I was thinking of it more along these lines: -- his nadir's have all been pretty late (+6.5 and +7) in the past few days so any insulin from this am should be long gone by then. This is the situation where I feel most uncomfortable about what to do - when the pmps is relatively (or is this case absolutely) low
"should be" is the key. Yes, it should be, but in this case, the numbers (to me) tell a different story. They look like they have been going down since AMPS, so his "nadir" in this case was late. It may have happened between +7 and +12, but you can't know for sure. The only other cycles I see like this one on his spreadsheet was the AM cycle on 10/6, and AM on 10/11.
Carryover and/or overlap don't happen often, perhaps, but they do happen. Cycles can and do last longer than 12 hours with PZI/Prozinc.

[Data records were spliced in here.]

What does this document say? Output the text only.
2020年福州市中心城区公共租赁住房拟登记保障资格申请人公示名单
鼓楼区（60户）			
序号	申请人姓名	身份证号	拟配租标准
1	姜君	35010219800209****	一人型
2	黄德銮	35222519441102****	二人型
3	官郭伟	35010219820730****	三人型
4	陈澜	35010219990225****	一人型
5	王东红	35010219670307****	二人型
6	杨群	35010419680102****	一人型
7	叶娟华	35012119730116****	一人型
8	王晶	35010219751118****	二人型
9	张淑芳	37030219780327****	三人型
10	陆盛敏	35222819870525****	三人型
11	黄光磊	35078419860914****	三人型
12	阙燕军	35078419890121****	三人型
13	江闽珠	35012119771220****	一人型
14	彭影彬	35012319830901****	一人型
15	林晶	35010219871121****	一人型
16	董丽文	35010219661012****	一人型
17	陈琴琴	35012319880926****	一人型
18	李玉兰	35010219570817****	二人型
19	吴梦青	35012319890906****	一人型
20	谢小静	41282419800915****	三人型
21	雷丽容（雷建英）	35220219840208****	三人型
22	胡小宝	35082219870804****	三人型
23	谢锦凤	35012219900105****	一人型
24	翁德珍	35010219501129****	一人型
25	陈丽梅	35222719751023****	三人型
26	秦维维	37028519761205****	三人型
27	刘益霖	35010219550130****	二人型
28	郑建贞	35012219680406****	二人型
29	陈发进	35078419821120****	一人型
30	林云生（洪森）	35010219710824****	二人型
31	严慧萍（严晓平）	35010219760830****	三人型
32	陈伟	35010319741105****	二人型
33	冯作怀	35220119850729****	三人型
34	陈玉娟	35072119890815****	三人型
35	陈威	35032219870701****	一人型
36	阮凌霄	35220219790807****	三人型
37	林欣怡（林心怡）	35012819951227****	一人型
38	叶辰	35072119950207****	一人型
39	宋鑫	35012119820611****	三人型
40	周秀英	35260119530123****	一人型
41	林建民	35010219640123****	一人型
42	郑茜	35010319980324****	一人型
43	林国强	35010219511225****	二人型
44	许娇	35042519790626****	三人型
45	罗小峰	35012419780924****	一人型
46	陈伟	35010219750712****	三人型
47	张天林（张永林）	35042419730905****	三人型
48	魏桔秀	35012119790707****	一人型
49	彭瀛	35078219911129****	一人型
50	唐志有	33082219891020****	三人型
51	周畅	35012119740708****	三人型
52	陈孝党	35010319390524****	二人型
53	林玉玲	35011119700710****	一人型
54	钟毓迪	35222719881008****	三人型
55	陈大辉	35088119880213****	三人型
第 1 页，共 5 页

ETA - and while some might think that a cycle that lasts longer than 12 hours indicates that a dose is too high, I don't agree with that. I think sometimes a cycle just lasts longer than 12 hours. And rather than avoiding them, it is better to take advantage of them when they do happen.

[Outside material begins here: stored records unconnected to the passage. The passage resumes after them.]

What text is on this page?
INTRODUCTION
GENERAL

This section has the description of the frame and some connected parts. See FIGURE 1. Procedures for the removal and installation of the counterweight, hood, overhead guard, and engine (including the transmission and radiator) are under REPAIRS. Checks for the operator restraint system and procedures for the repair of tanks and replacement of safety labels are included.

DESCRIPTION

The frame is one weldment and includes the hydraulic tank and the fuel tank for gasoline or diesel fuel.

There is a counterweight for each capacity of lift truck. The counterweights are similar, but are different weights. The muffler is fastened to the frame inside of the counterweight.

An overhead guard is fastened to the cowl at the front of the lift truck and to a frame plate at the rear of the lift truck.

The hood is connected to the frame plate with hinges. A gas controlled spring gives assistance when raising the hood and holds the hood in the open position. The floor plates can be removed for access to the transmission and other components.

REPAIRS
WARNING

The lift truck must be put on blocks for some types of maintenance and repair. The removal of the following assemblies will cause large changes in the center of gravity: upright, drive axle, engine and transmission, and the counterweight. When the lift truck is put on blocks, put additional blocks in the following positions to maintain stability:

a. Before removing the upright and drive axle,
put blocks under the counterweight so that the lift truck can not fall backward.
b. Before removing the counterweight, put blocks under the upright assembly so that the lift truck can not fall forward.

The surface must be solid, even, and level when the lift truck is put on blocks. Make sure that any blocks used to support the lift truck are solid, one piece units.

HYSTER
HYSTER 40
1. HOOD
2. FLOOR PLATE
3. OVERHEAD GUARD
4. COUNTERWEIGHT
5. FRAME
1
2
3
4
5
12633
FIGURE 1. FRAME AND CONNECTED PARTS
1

If you see a cycle where PMPS is lower than AMPS, but you see definite lower numbers
in between, you can safely assume nadir has come and gone, and the numbers are rising, the insulin is wearing off or has worn off, and it's a rising number you are shooting at. But when you see a sliding number from AMPS to PMPS, you can't assume even that "nadir" has happened yet.
All that said, I would have supported a small dose tonight, .5u was as high as I was willing to suggest. And it might have been a long night, but I would have been happy to stay up and help if you needed help. I'm off work tomorrow, so I wasn't worried about a curfew
I would have first asked if Murphy is a kitty who will pretty much eat on demand, because it is likely you would have had to feed him "off schedule". If so, I think you could have shot, and planned on monitoring for at least 5-6 hours after shooting.
I learned when I used to "hang-out" in the TR forum that a person never advises a shot on a cycle where the caregiver is likely to have to lose sleep unless that person is willing to stay up all night with the caregiver. And I did so quite a few times. So while I might give what is seen as "aggressive" advice at times, I don't do so lightly.